ECB to maintain policy, open to further easing


FRANKFURT: The European Central Bank (ECB) will not announce any new policy measures at its first meeting of the year on Thursday, but will keep the door open for further easing later in face of the latest financial market turmoil, analysts predicted.

“We expect the ECB to leave its deposit rate and asset purchase program unchanged,” said RBS economist Andrew Cates.

“Further easing initiatives would probably damage the ECB’s credibility coming so soon after last month’s package of measures. And while the recent bout of financial market turmoil and soft inflation data have strengthened the case for bolder action, forward looking survey data and the ECB’s recent lending survey in contrast have been more respectable.”

At its December meeting, the ECB cut its key “deposit” rate by a modest 0.10 percentage point to minus 0.30 percent and extended the length of its bond purchases by six months to March 2017.

At the same time, the ECB held its other two key rates—the refi and marginal lending rates—unchanged at 0.05 percent and 0.30 percent, respectively, where they have been for more than a year

Nevertheless, the measures were widely seen as too timid, particularly as comments from top ECB officials had fuelled speculation beforehand that it was preparing to aggressively ramp up its bond-buying program and further loosen monetary policy to inject some vim into a eurozone beset by years of torpid growth and stagnant inflation.

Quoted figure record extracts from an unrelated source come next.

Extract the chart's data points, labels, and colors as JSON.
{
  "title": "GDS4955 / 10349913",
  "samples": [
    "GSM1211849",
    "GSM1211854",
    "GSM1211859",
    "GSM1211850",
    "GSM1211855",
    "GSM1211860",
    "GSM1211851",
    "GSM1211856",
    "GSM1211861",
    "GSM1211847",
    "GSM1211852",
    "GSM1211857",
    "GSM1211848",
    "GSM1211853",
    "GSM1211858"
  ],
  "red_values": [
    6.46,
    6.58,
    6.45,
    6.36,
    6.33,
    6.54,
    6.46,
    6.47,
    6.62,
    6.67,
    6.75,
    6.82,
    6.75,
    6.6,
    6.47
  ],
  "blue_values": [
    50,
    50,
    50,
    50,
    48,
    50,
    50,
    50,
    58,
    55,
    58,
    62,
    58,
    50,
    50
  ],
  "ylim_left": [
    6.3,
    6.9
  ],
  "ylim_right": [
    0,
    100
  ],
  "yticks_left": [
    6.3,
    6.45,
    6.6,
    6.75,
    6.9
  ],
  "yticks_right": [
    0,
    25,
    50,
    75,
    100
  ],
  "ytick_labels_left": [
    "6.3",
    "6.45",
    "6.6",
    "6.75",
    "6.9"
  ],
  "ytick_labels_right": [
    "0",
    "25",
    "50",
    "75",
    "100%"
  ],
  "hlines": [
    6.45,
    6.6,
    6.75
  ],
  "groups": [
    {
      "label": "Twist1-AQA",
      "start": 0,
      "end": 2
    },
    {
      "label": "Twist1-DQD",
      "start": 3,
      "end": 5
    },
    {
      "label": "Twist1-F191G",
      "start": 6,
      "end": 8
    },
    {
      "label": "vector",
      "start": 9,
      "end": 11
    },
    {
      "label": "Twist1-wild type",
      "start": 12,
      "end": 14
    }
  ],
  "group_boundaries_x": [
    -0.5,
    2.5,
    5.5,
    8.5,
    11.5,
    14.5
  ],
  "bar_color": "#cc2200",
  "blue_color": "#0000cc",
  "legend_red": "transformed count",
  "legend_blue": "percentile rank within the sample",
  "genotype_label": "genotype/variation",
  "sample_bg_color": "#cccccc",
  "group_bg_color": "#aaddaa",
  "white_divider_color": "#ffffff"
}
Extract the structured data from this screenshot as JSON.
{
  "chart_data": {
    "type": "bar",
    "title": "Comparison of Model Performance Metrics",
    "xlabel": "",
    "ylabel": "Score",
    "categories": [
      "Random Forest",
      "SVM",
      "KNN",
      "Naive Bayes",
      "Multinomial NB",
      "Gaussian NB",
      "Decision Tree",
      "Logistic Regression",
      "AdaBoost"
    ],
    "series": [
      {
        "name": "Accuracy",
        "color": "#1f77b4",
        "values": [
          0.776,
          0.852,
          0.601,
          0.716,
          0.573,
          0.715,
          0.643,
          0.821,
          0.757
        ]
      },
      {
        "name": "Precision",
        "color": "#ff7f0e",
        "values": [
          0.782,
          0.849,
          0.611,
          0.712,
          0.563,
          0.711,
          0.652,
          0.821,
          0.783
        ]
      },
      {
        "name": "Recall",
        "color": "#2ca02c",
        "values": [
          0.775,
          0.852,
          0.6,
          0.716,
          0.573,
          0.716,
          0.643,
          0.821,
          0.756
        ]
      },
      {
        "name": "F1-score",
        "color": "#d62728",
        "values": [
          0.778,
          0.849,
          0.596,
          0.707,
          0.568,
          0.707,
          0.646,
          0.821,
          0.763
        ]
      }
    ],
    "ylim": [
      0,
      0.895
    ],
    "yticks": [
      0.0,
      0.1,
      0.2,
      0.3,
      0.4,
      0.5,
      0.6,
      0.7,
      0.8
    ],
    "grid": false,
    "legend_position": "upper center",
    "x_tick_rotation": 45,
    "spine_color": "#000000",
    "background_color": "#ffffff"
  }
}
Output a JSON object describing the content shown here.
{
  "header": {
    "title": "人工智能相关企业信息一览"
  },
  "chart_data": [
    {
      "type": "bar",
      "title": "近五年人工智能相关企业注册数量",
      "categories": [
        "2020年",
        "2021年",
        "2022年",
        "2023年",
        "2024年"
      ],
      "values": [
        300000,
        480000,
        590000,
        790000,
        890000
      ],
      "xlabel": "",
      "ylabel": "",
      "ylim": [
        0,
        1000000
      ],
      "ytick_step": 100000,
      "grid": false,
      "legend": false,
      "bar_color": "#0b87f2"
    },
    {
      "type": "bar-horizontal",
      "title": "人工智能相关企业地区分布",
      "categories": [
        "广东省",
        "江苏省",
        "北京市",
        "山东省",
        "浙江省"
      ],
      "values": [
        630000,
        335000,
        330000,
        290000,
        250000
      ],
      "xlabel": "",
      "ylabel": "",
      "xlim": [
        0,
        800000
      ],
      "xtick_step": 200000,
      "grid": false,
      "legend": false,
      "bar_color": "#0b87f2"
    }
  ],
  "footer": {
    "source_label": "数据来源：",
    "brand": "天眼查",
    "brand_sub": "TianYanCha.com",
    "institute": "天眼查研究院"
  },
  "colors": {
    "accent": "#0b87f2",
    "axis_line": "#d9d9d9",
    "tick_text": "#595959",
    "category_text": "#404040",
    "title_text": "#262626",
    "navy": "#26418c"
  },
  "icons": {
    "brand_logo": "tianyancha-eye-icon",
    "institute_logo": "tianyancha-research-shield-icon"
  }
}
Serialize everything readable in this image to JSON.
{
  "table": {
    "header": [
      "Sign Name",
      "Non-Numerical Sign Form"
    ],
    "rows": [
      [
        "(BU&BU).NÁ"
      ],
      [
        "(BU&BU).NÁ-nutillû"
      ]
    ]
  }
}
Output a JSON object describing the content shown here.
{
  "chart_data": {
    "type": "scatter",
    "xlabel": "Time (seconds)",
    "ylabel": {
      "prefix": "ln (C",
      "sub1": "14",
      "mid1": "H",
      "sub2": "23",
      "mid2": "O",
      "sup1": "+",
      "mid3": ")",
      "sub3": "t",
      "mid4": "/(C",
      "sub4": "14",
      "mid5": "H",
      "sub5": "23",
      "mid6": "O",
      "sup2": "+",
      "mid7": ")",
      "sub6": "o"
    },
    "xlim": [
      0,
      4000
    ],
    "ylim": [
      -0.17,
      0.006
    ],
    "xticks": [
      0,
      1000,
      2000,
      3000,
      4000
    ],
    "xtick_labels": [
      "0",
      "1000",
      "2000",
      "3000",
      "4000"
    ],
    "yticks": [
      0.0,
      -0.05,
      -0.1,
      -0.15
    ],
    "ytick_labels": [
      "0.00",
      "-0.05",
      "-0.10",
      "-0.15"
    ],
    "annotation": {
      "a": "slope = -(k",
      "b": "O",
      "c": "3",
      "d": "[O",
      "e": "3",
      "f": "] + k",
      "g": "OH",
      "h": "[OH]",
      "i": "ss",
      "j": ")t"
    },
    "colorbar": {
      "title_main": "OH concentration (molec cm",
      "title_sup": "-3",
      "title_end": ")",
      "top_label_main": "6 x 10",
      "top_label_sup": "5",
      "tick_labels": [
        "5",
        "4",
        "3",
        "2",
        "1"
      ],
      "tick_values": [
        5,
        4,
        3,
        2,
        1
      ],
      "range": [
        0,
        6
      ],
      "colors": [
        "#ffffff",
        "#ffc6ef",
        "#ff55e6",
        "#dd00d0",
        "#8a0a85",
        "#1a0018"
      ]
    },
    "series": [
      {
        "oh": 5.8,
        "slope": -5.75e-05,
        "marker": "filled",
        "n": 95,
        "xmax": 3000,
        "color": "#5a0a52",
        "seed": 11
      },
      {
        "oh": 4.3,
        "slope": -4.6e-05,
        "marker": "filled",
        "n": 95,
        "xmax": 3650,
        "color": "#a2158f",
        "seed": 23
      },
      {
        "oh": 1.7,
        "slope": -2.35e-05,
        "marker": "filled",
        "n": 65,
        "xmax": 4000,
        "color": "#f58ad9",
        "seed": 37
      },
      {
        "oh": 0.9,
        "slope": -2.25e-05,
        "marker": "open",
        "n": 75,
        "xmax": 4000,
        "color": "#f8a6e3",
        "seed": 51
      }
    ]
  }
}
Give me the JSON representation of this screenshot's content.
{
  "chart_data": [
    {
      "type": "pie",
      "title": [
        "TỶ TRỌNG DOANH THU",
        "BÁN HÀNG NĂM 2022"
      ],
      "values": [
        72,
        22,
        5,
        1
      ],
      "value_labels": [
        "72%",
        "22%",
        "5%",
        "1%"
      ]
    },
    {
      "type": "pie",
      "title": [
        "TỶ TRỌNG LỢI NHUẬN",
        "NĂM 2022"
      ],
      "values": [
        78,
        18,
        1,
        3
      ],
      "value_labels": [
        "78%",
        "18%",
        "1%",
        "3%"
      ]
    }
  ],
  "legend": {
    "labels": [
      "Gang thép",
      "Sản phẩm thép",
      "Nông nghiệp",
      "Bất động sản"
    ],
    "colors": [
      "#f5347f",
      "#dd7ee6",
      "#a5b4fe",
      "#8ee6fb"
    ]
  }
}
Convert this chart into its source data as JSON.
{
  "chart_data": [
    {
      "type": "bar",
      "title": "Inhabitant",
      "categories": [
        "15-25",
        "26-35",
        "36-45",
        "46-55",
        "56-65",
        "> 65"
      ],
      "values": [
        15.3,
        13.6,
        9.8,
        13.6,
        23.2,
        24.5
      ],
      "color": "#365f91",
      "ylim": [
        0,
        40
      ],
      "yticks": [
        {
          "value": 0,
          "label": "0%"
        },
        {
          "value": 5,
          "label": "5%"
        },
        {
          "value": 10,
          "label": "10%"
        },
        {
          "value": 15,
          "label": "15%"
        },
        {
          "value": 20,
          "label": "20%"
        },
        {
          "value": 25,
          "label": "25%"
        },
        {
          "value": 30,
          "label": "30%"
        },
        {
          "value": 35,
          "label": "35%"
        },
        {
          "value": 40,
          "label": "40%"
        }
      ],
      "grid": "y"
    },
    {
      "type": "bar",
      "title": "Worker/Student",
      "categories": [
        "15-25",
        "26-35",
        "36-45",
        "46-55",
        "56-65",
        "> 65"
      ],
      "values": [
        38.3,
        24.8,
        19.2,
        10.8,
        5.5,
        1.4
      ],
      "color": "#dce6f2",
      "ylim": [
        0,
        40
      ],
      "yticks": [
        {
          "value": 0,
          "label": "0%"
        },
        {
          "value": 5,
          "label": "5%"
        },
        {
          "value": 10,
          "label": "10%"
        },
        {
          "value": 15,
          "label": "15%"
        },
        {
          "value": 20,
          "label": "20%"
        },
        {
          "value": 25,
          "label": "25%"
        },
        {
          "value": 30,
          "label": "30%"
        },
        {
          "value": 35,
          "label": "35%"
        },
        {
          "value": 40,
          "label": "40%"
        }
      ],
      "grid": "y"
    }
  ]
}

In the wake of the widespread disappointment over the moves, ECB watchers suggested that any sudden announcement of new measures this week would dent the central bank’s credibility.

Keeping the door open

But ECB chief Mario Draghi “will nevertheless surely indicate that the door is still open to further easing in the coming months,” Cates said.

“Market-based inflation expectations are still far too low for comfort and could become even further unhinged should the oil price continue its descent. Downside risks to the growth outlook have obviously increased as well as a result of the recent financial market instability.”

Oxford Economics economist Ben May agreed.

“Markets will be looking for signs as to whether the renewed fall in the oil price, ongoing concerns about China and financial market weakness will see the dovish contingent of the governing council regaining the upper hand,” he argued.

ING DiBa economist Carsten Brzeski suggested that as Draghi “already had problems uniting the ECB for the December decision, we believe the ECB will keep dry the little powder it has left—at least for this week.”

On the basis of the economic data, there was “no reason for the ECB to re-assess its monetary stance again this week,” Brzeski said.

Indeed, a key ECB survey earlier this week indicated that Europe’s battered financial sector is showing further signs of mending and banks are increasingly competing for custom by easing credit standards.

Risks have not disappeared

“Still, the risks for the eurozone have not disappeared,” Brzeski argued.

“On the contrary, the latest market turmoil, continued concerns about the Chinese economy, adverse effects from low oil prices and recent worries that the US Federal Reserve might have jumped the gun in December have clearly increased the external risks for the eurozone,” he said.

The ECB’s deputy president Vitor Constancio conceded that mistakes had been made in communicating the bank’s intentions in December.

It was “difficult enough to calibrate monetary policy correctly. But it is even more difficult to fine-tune market expectations. Sometimes our statements are over-interpreted,” Constancio said in a newspaper interview at the end of last month.

According to the minutes of the December meeting, the 25-member governing council appears to be divided about the need for more policy action.

The minutes said that “some” members had argued “that the existing policy measures . . . should be given for them to unfold their full effect . . . before adopting further monetary policy measures”—a point often made publicly by Germany’s central bank chief Jens Weidmann.